A run that enters waiting_approval and later resumes will scan again on the next iteration (the history being replayed is the raw transcript). The pii_mapping is stable across scans so the same replacement token is reused, and there is no double-redaction.

Multiple guardrails compose

The guardrails=[...] list is iterated in order. Every guardrail scans the same text. Findings are aggregated. The framework applies actions in priority order: any block wins immediately; otherwise any redact runs; warn-only entries only emit events.

agent = Agent(
    ...,
    guardrails=[
        SecretDetection(),                      # block on secrets (kills the run)
        PromptInjection(                        # block on injection signatures
            patterns=[Pattern("INSTRUCTION_OVERRIDE",
                r"(?i)\bignore\s+(?:previous|prior|above)\s+instructions?\b")],
        ),
        PII(),                                  # redact PII if nothing above blocked
        PII(action="warn",                      # warn on custom entities
            extra_patterns=[Pattern("INTERNAL_ID", r"ACME-\d{4}")],
            include_defaults=False),
    ],
)

With that configuration, a message containing an AWS key is blocked first. A message containing "ignore previous instructions" is blocked next. A message with only PII has the PII redacted. A message with only an internal ticket id produces a guardrail.detected event but is otherwise unchanged.

Why pattern-based instead of LLM-as-judge

The built-ins ship as regex scanners. That choice is deliberate for three reasons.

Latency matters. A guardrail runs on every message, incoming and outgoing. An LLM-as-judge on every turn doubles token spend and adds a round-trip to the slowest link in the system. Regex runs in microseconds on the same event loop.
Determinism. A regex's behavior is inspectable, testable, and identical on every run. A judge model's behavior drifts with model version, temperature, and prompt drift. For a security primitive, that is the wrong tradeoff.
The protocol does not prevent either. scan() is async and returns a list of findings. A third-party guardrail backed by an LLM or a hosted detection service plugs into the same protocol. The framework does not care. The defaults are regex; the seam is open.

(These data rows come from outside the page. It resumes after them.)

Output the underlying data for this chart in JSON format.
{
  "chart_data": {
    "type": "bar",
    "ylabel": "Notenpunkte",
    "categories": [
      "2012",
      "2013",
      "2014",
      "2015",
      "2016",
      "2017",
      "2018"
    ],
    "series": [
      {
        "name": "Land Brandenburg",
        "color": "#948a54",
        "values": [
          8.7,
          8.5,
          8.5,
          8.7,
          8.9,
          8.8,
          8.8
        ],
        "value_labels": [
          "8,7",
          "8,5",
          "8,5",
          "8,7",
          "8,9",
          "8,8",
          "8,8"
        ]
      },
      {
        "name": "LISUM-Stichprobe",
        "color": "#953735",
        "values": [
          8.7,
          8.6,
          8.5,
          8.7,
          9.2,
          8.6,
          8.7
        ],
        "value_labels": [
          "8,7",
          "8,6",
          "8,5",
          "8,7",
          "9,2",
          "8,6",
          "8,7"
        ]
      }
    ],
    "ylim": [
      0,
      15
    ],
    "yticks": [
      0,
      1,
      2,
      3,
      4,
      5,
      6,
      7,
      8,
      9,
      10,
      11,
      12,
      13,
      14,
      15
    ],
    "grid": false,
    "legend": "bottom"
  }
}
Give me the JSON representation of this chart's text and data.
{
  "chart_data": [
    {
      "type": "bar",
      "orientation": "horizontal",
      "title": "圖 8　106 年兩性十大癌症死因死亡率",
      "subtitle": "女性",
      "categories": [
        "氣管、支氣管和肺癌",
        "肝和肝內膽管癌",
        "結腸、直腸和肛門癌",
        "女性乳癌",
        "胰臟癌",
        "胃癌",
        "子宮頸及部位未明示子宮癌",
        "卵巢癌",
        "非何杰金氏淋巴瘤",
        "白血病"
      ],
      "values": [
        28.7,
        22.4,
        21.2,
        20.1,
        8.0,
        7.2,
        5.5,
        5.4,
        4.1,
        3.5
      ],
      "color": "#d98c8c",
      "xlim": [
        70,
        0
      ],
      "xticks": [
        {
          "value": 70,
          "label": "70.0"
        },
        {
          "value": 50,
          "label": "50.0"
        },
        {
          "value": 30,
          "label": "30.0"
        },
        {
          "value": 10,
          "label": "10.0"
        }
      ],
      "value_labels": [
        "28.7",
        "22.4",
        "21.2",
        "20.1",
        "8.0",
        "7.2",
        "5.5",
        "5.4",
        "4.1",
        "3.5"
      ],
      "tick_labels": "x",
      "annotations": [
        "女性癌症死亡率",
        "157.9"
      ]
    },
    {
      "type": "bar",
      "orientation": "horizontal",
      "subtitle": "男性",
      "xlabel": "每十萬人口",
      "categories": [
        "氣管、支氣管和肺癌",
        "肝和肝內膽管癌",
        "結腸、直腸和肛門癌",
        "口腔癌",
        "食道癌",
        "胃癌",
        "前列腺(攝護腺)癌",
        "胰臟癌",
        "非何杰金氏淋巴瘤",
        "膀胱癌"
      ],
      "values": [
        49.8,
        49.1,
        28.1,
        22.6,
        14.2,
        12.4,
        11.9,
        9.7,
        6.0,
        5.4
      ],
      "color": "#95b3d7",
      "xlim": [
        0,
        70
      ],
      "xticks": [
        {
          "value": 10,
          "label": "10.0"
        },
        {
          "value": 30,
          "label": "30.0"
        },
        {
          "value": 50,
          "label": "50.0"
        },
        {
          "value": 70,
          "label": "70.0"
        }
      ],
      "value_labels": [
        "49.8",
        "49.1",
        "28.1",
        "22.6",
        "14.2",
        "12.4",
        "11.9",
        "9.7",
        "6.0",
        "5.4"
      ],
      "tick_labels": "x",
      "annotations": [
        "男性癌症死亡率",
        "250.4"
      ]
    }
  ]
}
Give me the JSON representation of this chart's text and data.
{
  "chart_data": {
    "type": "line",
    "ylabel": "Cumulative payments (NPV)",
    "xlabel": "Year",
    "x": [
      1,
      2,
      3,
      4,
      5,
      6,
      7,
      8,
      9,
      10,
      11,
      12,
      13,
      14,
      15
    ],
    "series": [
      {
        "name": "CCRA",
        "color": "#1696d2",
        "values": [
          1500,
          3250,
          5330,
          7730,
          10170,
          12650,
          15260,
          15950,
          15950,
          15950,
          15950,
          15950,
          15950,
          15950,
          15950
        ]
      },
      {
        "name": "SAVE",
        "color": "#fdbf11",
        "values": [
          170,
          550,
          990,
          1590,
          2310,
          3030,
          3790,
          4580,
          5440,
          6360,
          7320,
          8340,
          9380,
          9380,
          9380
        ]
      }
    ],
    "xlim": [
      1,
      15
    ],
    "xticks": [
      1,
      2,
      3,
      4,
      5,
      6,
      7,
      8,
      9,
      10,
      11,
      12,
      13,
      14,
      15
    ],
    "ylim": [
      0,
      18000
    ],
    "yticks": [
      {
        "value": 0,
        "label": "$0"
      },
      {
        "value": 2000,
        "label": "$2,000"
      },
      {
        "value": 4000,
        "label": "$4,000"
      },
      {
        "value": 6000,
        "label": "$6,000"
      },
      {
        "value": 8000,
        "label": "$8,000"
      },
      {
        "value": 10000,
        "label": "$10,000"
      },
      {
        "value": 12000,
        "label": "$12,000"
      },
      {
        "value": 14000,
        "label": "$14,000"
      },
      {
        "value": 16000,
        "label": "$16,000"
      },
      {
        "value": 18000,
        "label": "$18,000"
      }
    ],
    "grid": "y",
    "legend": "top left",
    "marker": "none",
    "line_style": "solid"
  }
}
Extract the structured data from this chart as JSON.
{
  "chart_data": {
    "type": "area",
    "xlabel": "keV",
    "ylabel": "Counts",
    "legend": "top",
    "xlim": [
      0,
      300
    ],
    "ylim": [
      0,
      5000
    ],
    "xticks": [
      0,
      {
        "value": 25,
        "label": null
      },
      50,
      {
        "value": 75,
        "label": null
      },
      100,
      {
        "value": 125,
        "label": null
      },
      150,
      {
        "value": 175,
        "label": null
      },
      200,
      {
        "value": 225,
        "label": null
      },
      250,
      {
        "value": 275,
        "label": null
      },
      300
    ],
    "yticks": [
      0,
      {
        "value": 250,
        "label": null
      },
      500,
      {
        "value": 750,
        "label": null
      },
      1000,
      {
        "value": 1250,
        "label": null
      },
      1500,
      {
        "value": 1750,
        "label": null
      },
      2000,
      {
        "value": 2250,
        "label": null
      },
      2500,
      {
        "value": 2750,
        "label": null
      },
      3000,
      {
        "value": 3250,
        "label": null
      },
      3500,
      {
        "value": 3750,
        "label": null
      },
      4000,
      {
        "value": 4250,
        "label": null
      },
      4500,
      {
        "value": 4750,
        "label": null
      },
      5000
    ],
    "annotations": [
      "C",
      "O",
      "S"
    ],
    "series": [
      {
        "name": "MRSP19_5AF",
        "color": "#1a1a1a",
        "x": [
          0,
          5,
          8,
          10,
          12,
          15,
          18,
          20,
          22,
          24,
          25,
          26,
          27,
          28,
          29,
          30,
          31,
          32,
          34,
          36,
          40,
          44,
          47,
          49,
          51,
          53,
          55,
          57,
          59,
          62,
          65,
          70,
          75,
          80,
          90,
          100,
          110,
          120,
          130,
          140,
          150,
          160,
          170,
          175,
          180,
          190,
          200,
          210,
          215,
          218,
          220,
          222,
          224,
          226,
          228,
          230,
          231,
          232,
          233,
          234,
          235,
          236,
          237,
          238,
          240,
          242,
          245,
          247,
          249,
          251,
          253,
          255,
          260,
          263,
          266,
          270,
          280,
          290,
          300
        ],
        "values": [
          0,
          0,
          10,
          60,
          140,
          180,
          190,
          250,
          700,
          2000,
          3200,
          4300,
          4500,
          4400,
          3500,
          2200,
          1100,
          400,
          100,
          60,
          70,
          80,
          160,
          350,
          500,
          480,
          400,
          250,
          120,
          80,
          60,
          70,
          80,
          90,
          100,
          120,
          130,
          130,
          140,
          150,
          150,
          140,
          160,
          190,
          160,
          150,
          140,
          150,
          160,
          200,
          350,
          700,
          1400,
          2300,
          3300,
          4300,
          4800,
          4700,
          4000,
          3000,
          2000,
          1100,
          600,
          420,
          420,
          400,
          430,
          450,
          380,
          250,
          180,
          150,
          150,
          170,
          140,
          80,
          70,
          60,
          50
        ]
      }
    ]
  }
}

The Finding type (entity_type, start, end, score, text) is the same regardless of who produced it, so the engine's action application is uniform.

Where this fits

Declared on Agent(guardrails=[...]), per-agent.
Applied by GuardrailEngine in dendrux.guardrails._engine.
Emits typed events on run_events: guardrail.detected, guardrail.redacted, guardrail.blocked.
Mapped on agent_runs.pii_mapping when redaction occurs.
See PII redaction for the reverse-lookup side of the story.